The New Year brought new state laws in California and Oregon focusing specifically on security requirements for connected devices. The laws are the first in the nation, and portend a coming wave of laws, lawsuits, and regulatory actions focused specifically on data security. Lawmakers are wrestling with how to keep consumers safe in the face of rapid technological advancement, and are falling back on the concept of “reasonable security” to bridge the gap. But reasonable security may not be an easy standard for engineers to implement.
The California and Oregon laws require manufacturers of connected devices to integrate reasonable security measures that (1) are appropriate to the nature and function of the device; (2) appropriate to the information the device may collect, contain, or transmit; and (3) designed to protect the device and its information from unauthorized access, destruction, use, modification, or disclosure.
This may seem like a simple threshold, but these laws’ definition of “connected devices” is expansive, potentially expanding the scope to include security cameras, household assistants, vehicles, and in the case of California, industrial manufacturing equipment. Each different category of device is going to have a different level of sophistication, different uses, different interaction with data, and different manufacturing requirements. What may be reasonable for a wifi-enabled juicer is not going to be reasonable for a connected vehicle.
The increasing inability of laws and policies to keep pace with advancements in technology means that efforts to address these issues are going to be crafted in an overly broad and flexible manner. The California and Oregon laws, as well as similar efforts at the federal level, reflect a struggle to empower the government to address problems, the exact contours of which are not completely known or understood. Rather than be behind the curve of a particular problem, these laws impose broad requirements that will evolve over time.
At the same time, laws run the risk of codifying standards that may be inapt or quickly become obsolete. The California and Oregon laws provide that “reasonable security” can be satisfied by equipping a device with a unique preprogrammed password or a requirement that the user generate a new means of authentication before gaining access to the device for the first time. This may be reasonable for some devices, but the law also covers devices where a compromise in security could result in significant physical harm, and where more stringent security requirements would be appropriate.
As security and encryption approaches continue to advance, the password requirements codified in the laws may actually be disincentives to the adoption of more effective—and reasonable—security practices. So this is leaving engineers asking the question, what is reasonable security?
Unfortunately, “it depends” is the answer right now. Until regulators offer guidance on how they are going to interpret the requirements or, develop those standards through various enforcement actions, it will be up to manufacturers to develop industry-wide standards for what constitutes “reasonable security.” This may be particularly challenging in light of the expansive scope of these laws.

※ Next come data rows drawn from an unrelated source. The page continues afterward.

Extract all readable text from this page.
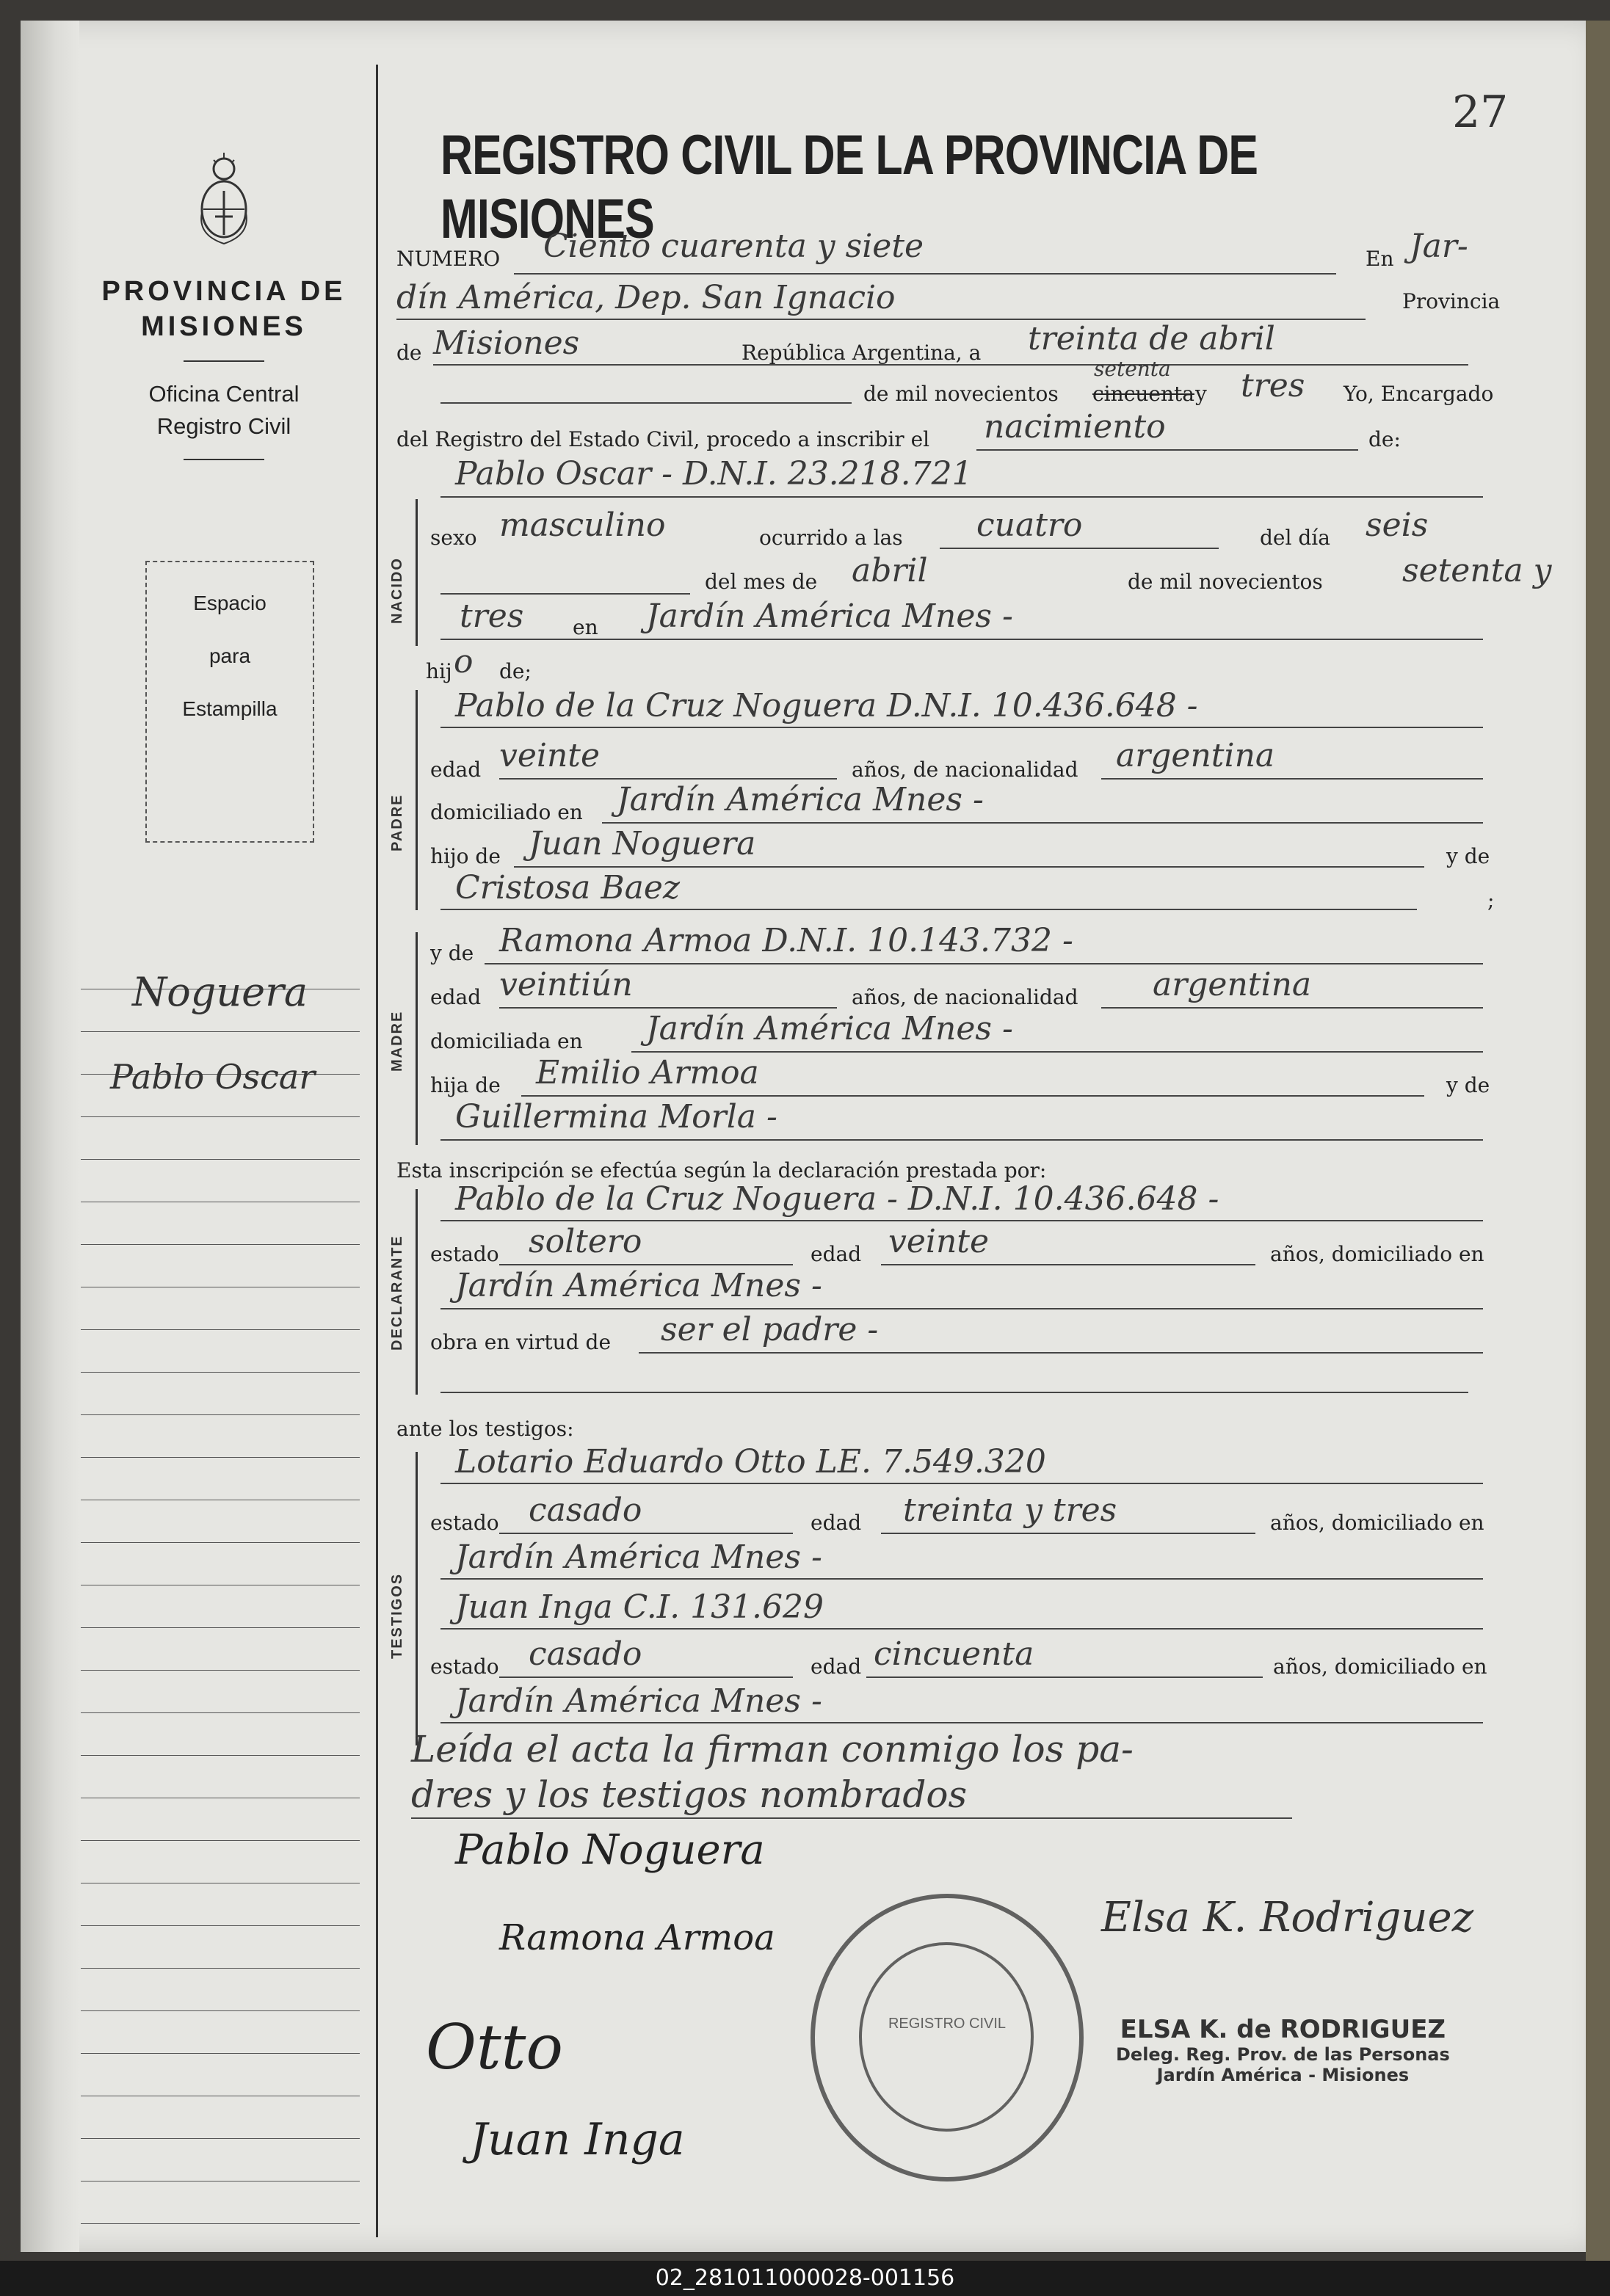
27
REGISTRO CIVIL DE LA PROVINCIA DE MISIONES
PROVINCIA DE MISIONES
Oficina Central
Registro Civil
Espacio
para
Estampilla
Noguera
Pablo Oscar
NUMERO Ciento cuarenta y siete	En Jar-
dín América, Dep. San Ignacio	Provincia
de Misiones	República Argentina, a treinta de abril
de mil novecientos cincuenta
setenta
y tres Yo, Encargado
del Registro del Estado Civil, procedo a inscribir el nacimiento	de:
Pablo Oscar - D.N.I. 23.218.721
NACIDO
sexo masculino	ocurrido a las cuatro	del día seis
del mes de abril	de mil novecientos setenta y
tres en Jardín América Mnes -
hij o de;
PADRE
Pablo de la Cruz Noguera D.N.I. 10.436.648 -
edad veinte	años, de nacionalidad argentina
domiciliado en Jardín América Mnes -
hijo de Juan Noguera	y de
Cristosa Baez	;
MADRE
y de Ramona Armoa D.N.I. 10.143.732 -
edad veintiún	años, de nacionalidad argentina
domiciliada en Jardín América Mnes -
hija de Emilio Armoa	y de
Guillermina Morla -
Esta inscripción se efectúa según la declaración prestada por:
DECLARANTE
Pablo de la Cruz Noguera - D.N.I. 10.436.648 -
estado soltero	edad veinte	años, domiciliado en
Jardín América Mnes -
obra en virtud de ser el padre -
ante los testigos:
TESTIGOS
Lotario Eduardo Otto LE. 7.549.320
estado casado	edad treinta y tres	años, domiciliado en
Jardín América Mnes -
Juan Inga C.I. 131.629
estado casado	edad cincuenta	años, domiciliado en
Jardín América Mnes -
Leída el acta la firman conmigo los pa-
dres y los testigos nombrados
Pablo Noguera
Ramona Armoa
Otto
Juan Inga
Elsa K. Rodriguez
REGISTRO CIVIL	ELSA K. de RODRIGUEZ
Deleg. Reg. Prov. de las Personas
Jardín América - Misiones
02_281011000028-001156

The California Attorney General, at least, has previously endorsed the Center for Internet Security’s Critical Security Controls as a baseline for reasonable security. And some industries, like the automotive industry, already have good track records and mechanisms to establish industry standards. Emerging industries and existing companies unfamiliar with IoT and 5G, may not be in such an advantageous position.
If policymakers can get the law right, they will foster advancements and new industries that have not yet been conceptualized, which will generate enormous wealth, and could fundamentally change how our society operates. The national security community’s focus on 5G is not just about the potential compromise of information and the disruption of critical digital services. It is the recognition that whoever is best positioned to provide and take advantage of this technology will have a profound role in shaping the international economy and society.
Like the proliferation of privacy requirements, IoT security issues are not going away. Other states are considering bills like those of California and Oregon, and Congress is considering a number of bills that could impose or incentivize more stringent data security requirements. Federal regulators, such as the Department of Commerce, the Federal Communications Commission, and the Federal Trade Commission, have pending regulatory efforts or are demonstrating a renewed focus on data security. 2020 promises to be the start of a new era for IoT and 5G, and our laws and regulations need to step up to the challenge.